We have a scenario that events from three kafka topics sharing the same
keys need to be merged. One topic has the master events; most events in
other two topics arrive within 10 minutes of master event arrival. Wrote
pseudo code below. I'd love to hear your thoughts whether I am on the right
track.
// Scenario
// (1) Merging events from Kafka topic1, topic2 and topic 3 sharing
the same keys
// (2) Events in topic1 are master events
// (3) One master event may have associated event in Topic2 and/or
Topic3 sharing the same key
// (4) Most events in topic2 and topic3 will arrive within 10
minutes of the master event arrival
//
// Pseudo code
// Use 1-minute window of events in topic1, to left-outer-join with
next 10-minute of events from
// topic2 and topic3
// parse the event to form key-value pair
def parse(v:String) = {
(v.split(",")(0), v)
}
// Create context with 1 minute batch interval
val sparkConf = new SparkConf().setAppName("MergeLogs")
val ssc = new StreamingContext(sparkConf, Minutes(1))
ssc.checkpoint(checkpointDirectory)
// Create direct kafka stream with brokers and topics
val kafkaParams = Map[String, String]("metadata.broker.list" -> brokers)
val stream1 = KafkaUtils.createDirectStream[String, String,
StringDecoder, StringDecoder](
ssc, kafkaParams, Set(“topic1”)
stream1.checkpoint(Minutes(5)
val pairStream1 = stream1.map(_._2).map(s => parse(s))
val stream2 = KafkaUtils.createDirectStream[String, String,
StringDecoder, StringDecoder](
ssc, kafkaParams, Set(“topic2”)
stream2.checkpoint(Minutes(5)
val pairStream2 = stream2.map(_._2).map(s => parse(s))

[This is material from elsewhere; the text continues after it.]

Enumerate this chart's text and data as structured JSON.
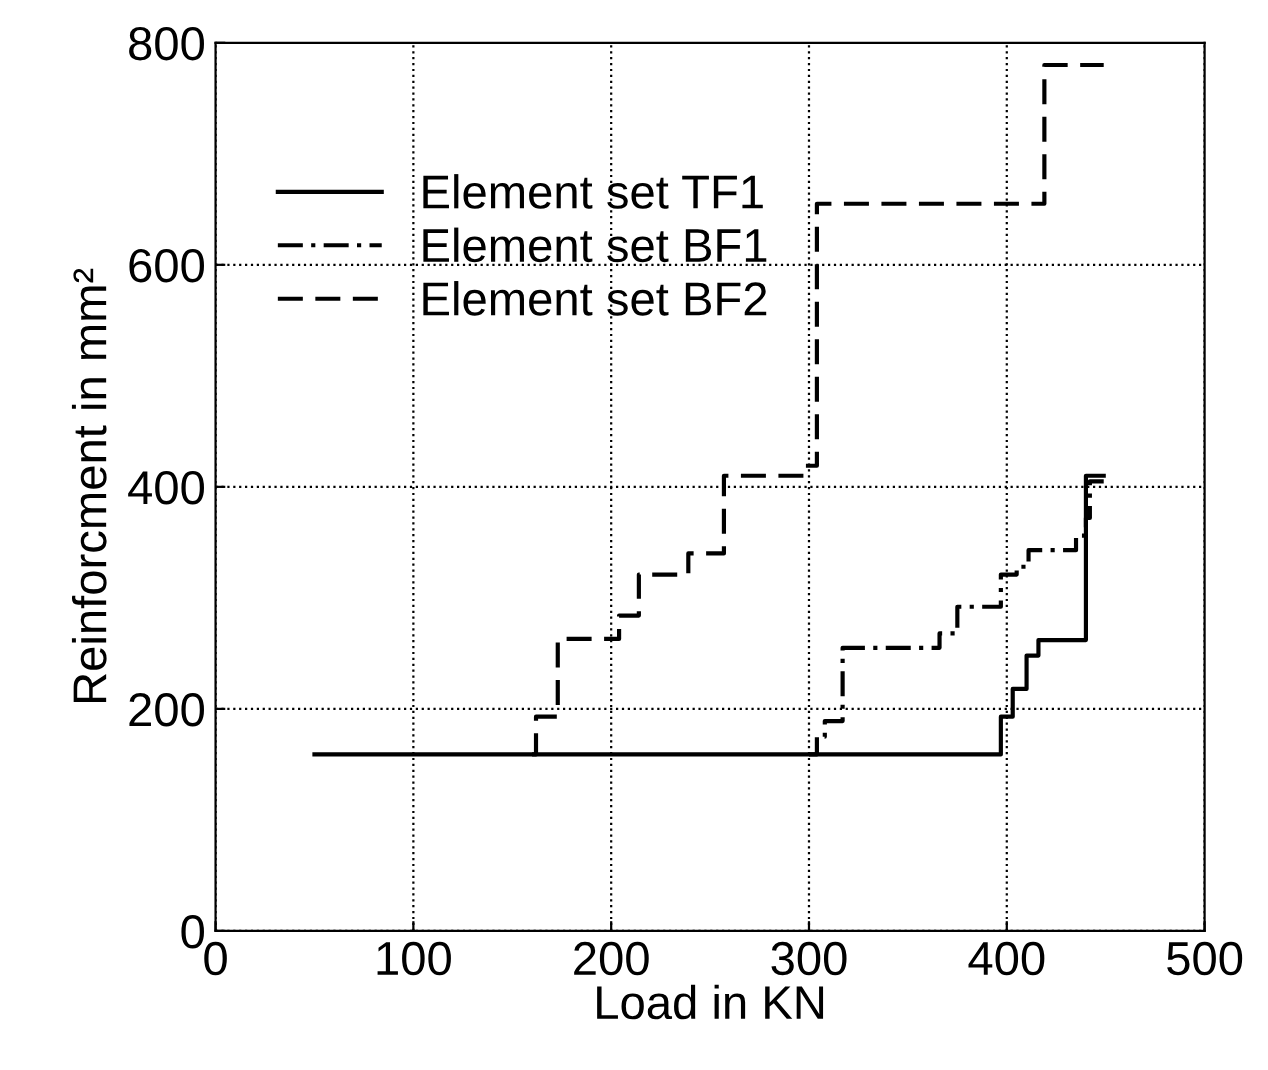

val stream3 = KafkaUtils.createDirectStream[String, String,
StringDecoder, StringDecoder](
ssc, kafkaParams, Set(“topic3”)
stream3.checkpoint(Minutes(5)
val pairStream3 = stream3.map(_._2).map(s => parse(s))
// load 1 minute of master events from topic 1
val windowedStream1 = pairStream1.window(Minutes(1))
// load 10 minutes of topic1 and topic2
val windowedStream2 = pairStream2.window(Minutes(10), Minutes(1))
val windowedStream3 = pairStream3.window(Minutes(10), Minutes(1))
// lefter join topic1 with topic2 and topic3
*val joinedStream =
windowedStream1.leftOuterJoin(windowedStream2).leftOuterJoin(windowedStream3)*
// dump merged events
joinedStream.foreachRDD { rdd =>
val connection = createNewConnection() // executed at the driver
rdd.foreach { record =>
connection.send(record) // executed at the worker
}
// Start the computation
val ssc = StreamingContext.getOrCreate(checkpointDirectory,
() => {
createContext(ip, port, outputPath, checkpointDirectory)
})
ssc.start()
ssc.awaitTermination()
thx
Daniel